Abstract:
Determining the scratch responses of metallic material plays a vital role in evaluating its resistance to scratching, friction and wearing. In the present study, finite element simulation was performed and the classical multi-layer perceptron (MLP) neural network method was used to explore the relationship between the input parameters in a scratch test (yield stress
σy, strain hardening index
n, interfacial friction coefficient
μa, as well as the normal loading force
Fn) and the scratch responses (apparent scratch depth
d, scratch width
w, and scratch tangential force
Ft). The MLP neural network involved three parts: an input layer, hidden layers, and an output layer. Each layer in this model consists of many neurons, the neuronal behavior of which was described using the MP model (McCulloch-Pitts Model). Considering the time-consuming and costly process to obtain the dataset required for neural network training through experimental approach, finite element simulation was performed to obtain the scratch test dataset in this study. The plastic parameters of most metallic materials were covered by the selected range of values for yield stress and strain hardening index in the finite element simulation. A total of 960 scratch simulation cases are performed. The simulation dataset was randomly divided into three parts. Specifically, 60% of the data was included in the training set to learn the training neural network, 20% of the data, i.e, the validation set, was used to determine the optimal hyperparameters, and the remaining 20% in the dataset, i.e, the test set, was used to determine the generalization of the model. Herein, ReLU was chosen as the activation function because the linear correction unit (ReLU) activation function can speed up the training of the neural network model and effectively resolve gradient disappearance. The hyperbolic cosine loss function (Log-Cosh) was taken as the loss function. A search for 50,000 hyperparameter combinations was conducted on the open source platform pytorch using Optuna, and the models were assessed on the validation set, with the minimum Mean Absolute Percentage Error (MAPE) value as the optimal model hyperparameter. The best MLP fit for
Ft,
w and
d predictions was 0.947, 0.986 and 0.97, respectively. Moreover, the MAPE of
Ft falls below 11%, and that of
w and
d was smaller than 5.3% on both the training, validation, and test datasets, indicating the excellent predictability of the MLP. Scratch tests and tensile tests were conducted on 304 stainless steel, brass, and 18CrNiMo7-6 alloy steel to validate the trained MLP neural network. The results showed that the anti-scratch performance of the three materials used in the study range was ranked in the following order: 304 stainless steel > 18CrNiMo7-6 alloy steel > brass. This was because brass was less resistant to tensile deformation than 18CrNiMo7-6 alloy steel and 304 stainless steel. Although the yield stress of 304 stainless steel was lower than that of 18CrNiMo7-6 alloy steel, 304 stainless steel gradually outperforms 18CrNiMo7-6 alloy steel in the resistance to deformation with the increase in severity of tensile deformation.

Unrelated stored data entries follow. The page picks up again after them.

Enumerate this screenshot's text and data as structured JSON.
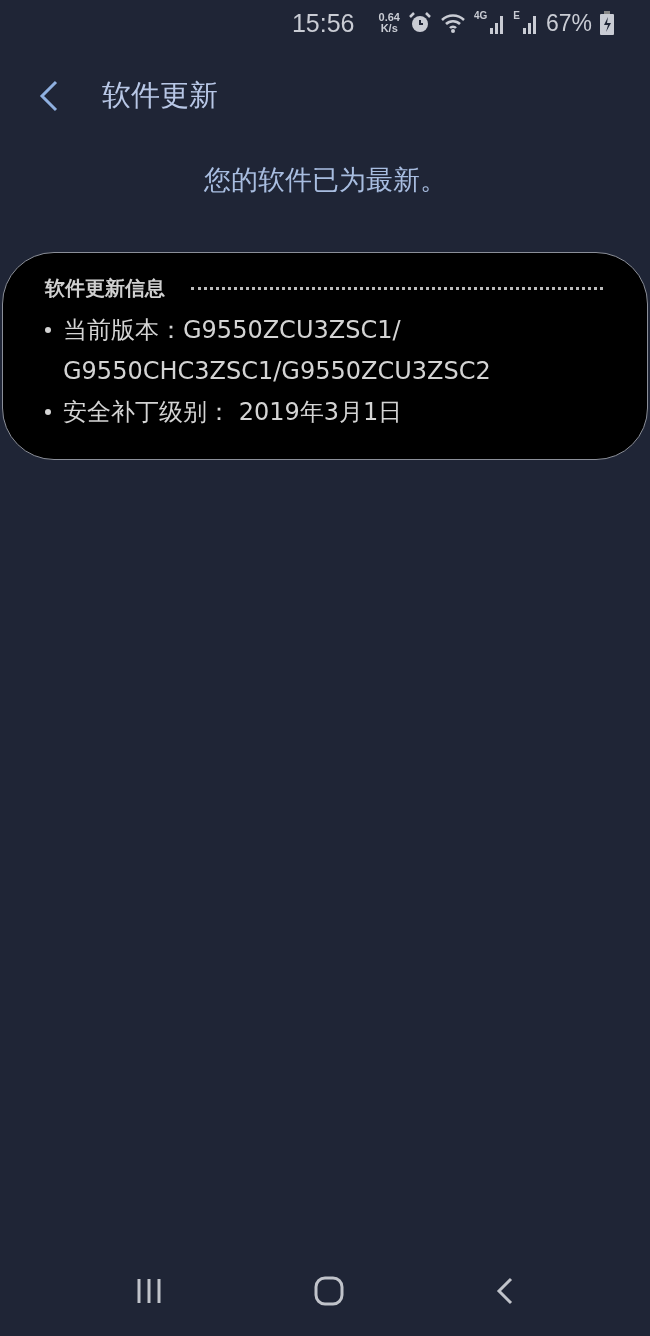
{
  "status_bar": {
    "time": "15:56",
    "speed_value": "0.64",
    "speed_unit": "K/s",
    "network_1": "4G",
    "network_2": "E",
    "battery": "67%"
  },
  "header": {
    "title": "软件更新"
  },
  "message": "您的软件已为最新。",
  "info_card": {
    "title": "软件更新信息",
    "items": [
      {
        "lines": [
          "当前版本：G9550ZCU3ZSC1/",
          "G9550CHC3ZSC1/G9550ZCU3ZSC2"
        ]
      },
      {
        "lines": [
          "安全补丁级别： 2019年3月1日"
        ]
      }
    ]
  }
}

The relative errors of
w and
Ft of predicted scratch responsed from trained MLP neural network and scratch tests were within 10%, and the relative error of
d was within 5%. The trained MLP neural network as proposed in this paper was applicable to make reasonable prediction of scratch responses for different metallic materials. Also, the results of this paper provided a viable solution to evaluating the anti-scratch performance of metallic materials.